Rather than more H-1B visas, the group
favours giving foreign workers permanent residency, which Harrison said
would help boost wages and increase job mobility for newcomers.
In Silicon Valley, stories of ferocious competition for engineering workers and a lack of qualified job-seekers abound.
Tech
companies point to an unemployment rate of around 3.5 percent for those
with advanced computer and math experience, less than half the national
rate, though in line with other professional occupations.
But
wages in the tech industry are rising more slowly than those in the
economy as a whole.

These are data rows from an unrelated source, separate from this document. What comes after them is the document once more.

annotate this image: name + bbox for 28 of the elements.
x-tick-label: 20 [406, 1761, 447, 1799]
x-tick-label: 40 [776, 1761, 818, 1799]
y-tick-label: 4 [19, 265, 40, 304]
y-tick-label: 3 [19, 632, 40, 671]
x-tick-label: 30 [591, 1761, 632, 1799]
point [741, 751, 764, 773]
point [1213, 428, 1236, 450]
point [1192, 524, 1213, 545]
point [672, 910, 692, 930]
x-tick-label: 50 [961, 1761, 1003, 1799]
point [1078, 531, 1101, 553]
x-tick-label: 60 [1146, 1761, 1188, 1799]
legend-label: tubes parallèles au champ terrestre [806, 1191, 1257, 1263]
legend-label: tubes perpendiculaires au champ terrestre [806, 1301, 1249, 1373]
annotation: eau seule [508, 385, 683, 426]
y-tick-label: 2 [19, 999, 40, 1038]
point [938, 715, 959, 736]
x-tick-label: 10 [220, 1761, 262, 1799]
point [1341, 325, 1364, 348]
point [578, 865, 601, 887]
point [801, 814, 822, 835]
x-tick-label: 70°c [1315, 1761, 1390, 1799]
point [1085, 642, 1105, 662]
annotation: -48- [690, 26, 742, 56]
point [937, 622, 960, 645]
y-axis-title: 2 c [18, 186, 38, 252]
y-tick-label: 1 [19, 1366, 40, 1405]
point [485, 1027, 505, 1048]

For example, pay for applications software
developers, a specialty in high demand, have risen just 8.9 percent in
the five years through mid-2012, compared with a 12.5 percent increase
for all occupations in the US economy.
"It is
extraordinarily unlikely for a severe shortage to happen in a way that
doesn't result in very large wage increases," said Kirk Doran, an
economist at the University of Notre Dame who studies immigration and
labour.
"We know what a labour shortage looks
like: there should be both much lower unemployment than other
professions and much higher wage growth. If either of these are not
present, then I don't buy the shortage hypothesis."
Others
say that when industries grow fast, wage growth can be stifled because
of an influx of relatively inexperienced and lower-paid workers.
"Even
if you look at data from one year to the next, it may not tell you what
you think," said Stuart Anderson, executive director of the National
Foundation for American Policy, a think tank backed by the
pro-entrepreneurship Kauffman Foundation and others. He says
sub-industries sometimes move from one category to another one, and that
industries are growing more specialised, complicating the data.